Nucleotides play a pivotal role across all areas of life, as energy carriers, molecular regulators of cellular processes, as well as being carriers of information in the form of DNA or RNA, for example. They not only encode the blueprints of life, but also control cellular processes, for example in the course of viral infections. Thus, precise knowledge of nucleotides can help develop new approaches for the treatment of diseases in the future, as has already been the case with RNA-based vaccines.
"Microbial Nucleotide Metabolism (MiNu)" was initiated by biochemist Prof. Dr. Peter Graumann from the Department of Chemistry at Philipps-Universität Marburg. It spans the disciplines of genetics, structural biology, biochemistry, microbiology, bioinformatics and synthetic/chemical biology.
Dr. Katharina Höfer, Max Planck Research group leader at the Max Planck Institute for Terrestrial Microbiology, is a Co-Applicant, alongside Max Planck Fellow Prof. Gert Bange and, in addition, Co- spokesperson of the GRK.
Within the framework of the Research Training Group, Katharina Höfer would like to investigate the impact of nucleotides on the stability of RNA in bacteria. She hopes that the insights gained in this project will also find application in the field of vaccine development in the long term. "Nucleotides already play an important part in the development of new drugs," says Katharina Höfer. "Within the Research Training Group, we aim to characterize nucleotides biochemically and train young researchers to, based on this knowledge, develop the drugs of tomorrow."
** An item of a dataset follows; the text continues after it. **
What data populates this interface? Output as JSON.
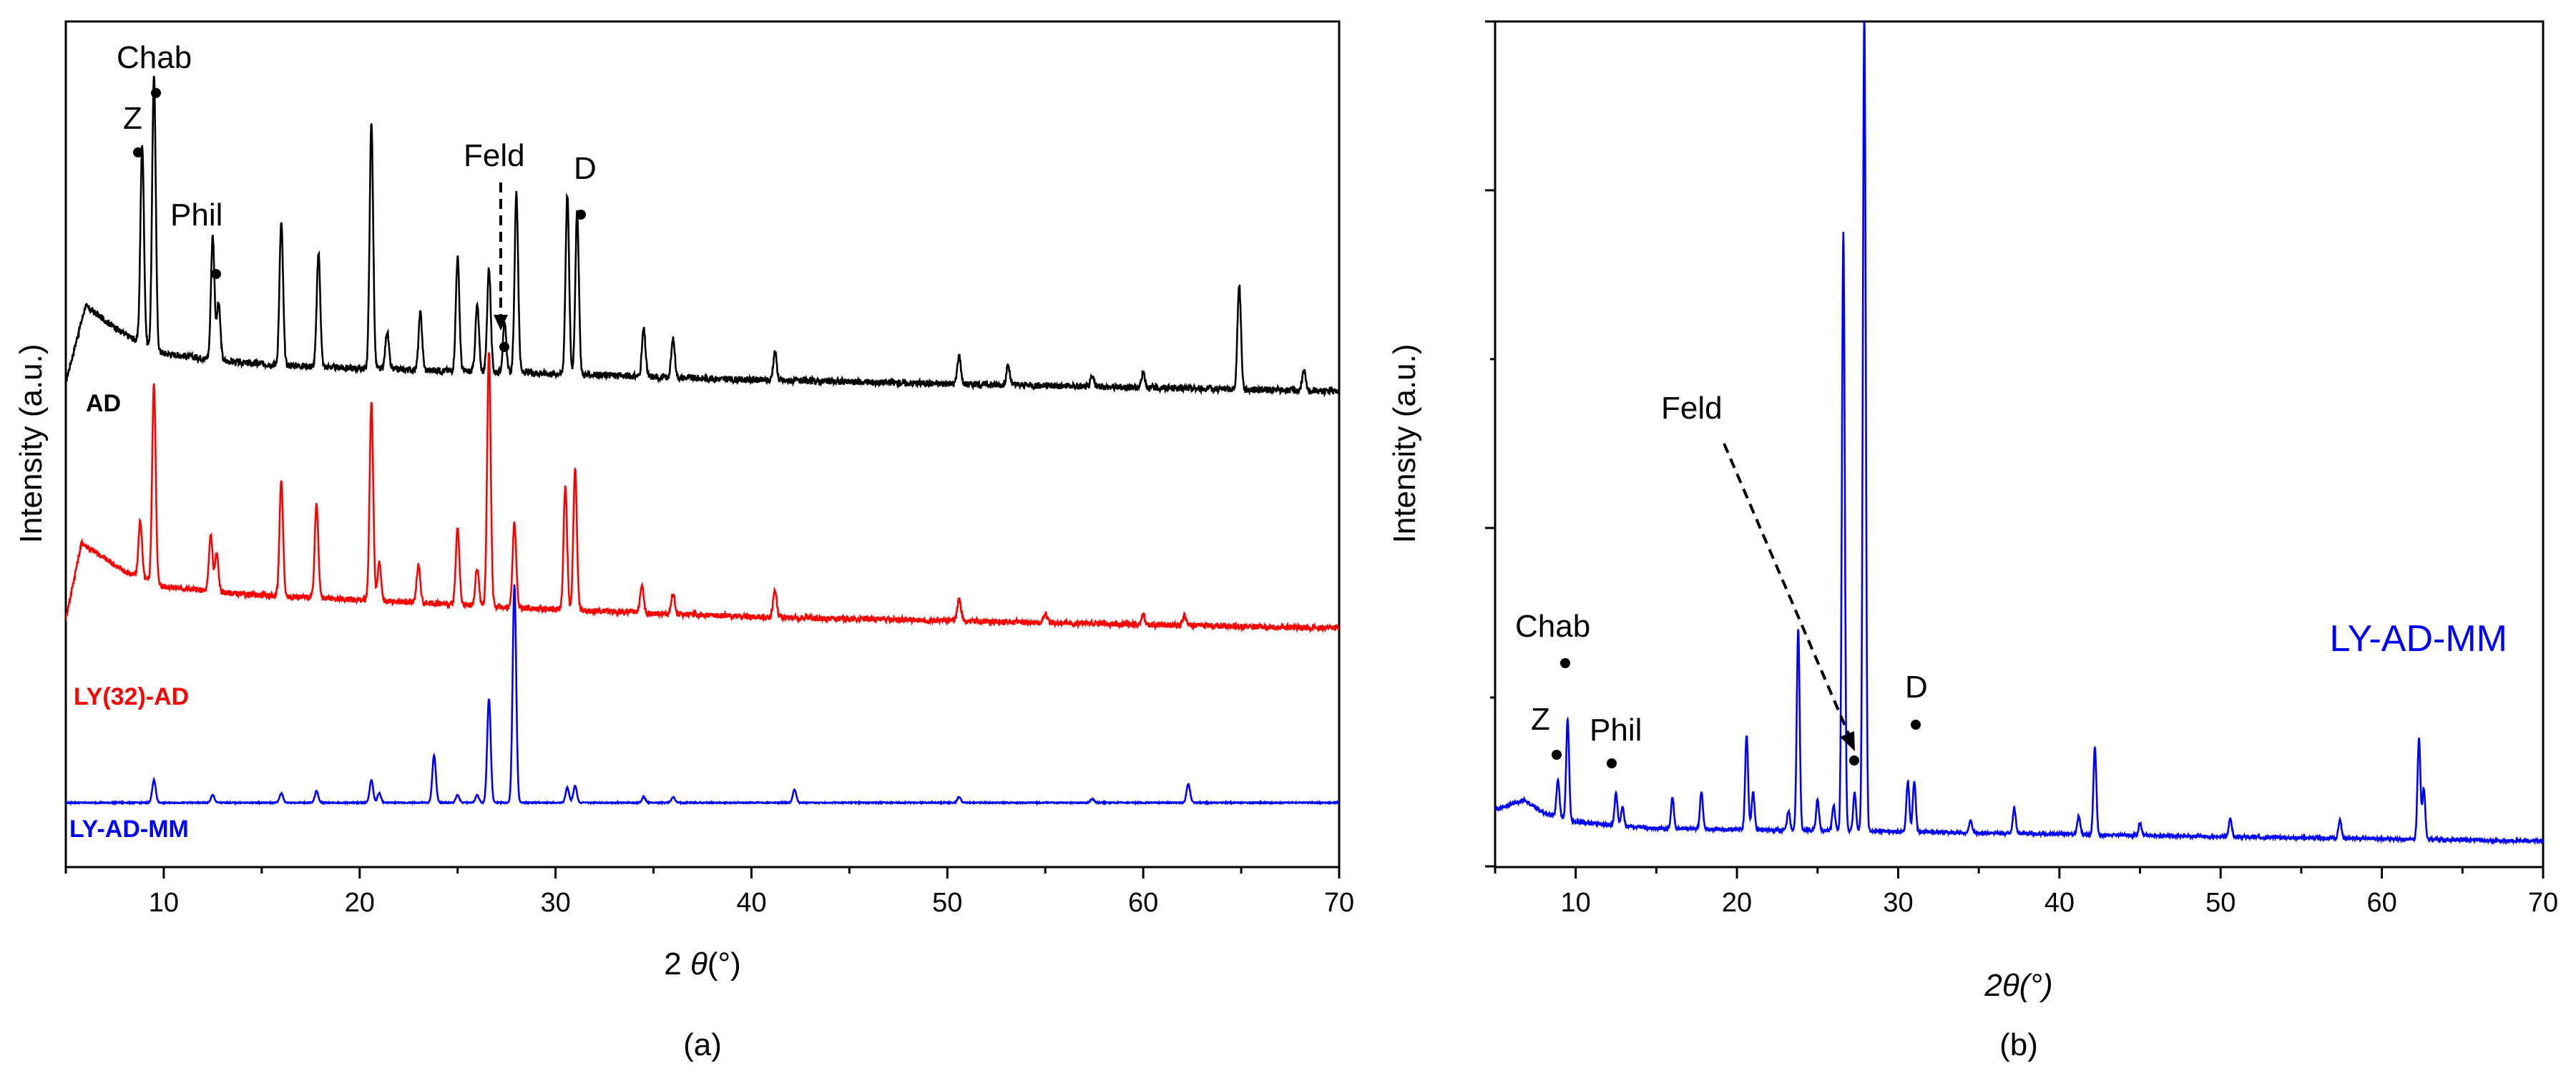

Gert Bange adds: "Similar to us humans, bacteria have also developed mechanisms to regulate stress. Nucleotides play an important role here, because they act as molecular switches that regulate processes in the cell. The biosynthesis mechanisms of these nucleotide switches are still poorly understood. This is where our research comes in: We want to understand how nucleotides are produced in the bacterium and how they can regulate bacterial processes as molecular switches under stress conditions."
The aim of a DFG Research Training Group is to provide the doctoral researchers with intensive support in their research careers and at the same time to encourage early scientific independence. The doctoral students are trained by a highly qualified team of experienced and internationally networked researchers. The maximum duration is 9 years.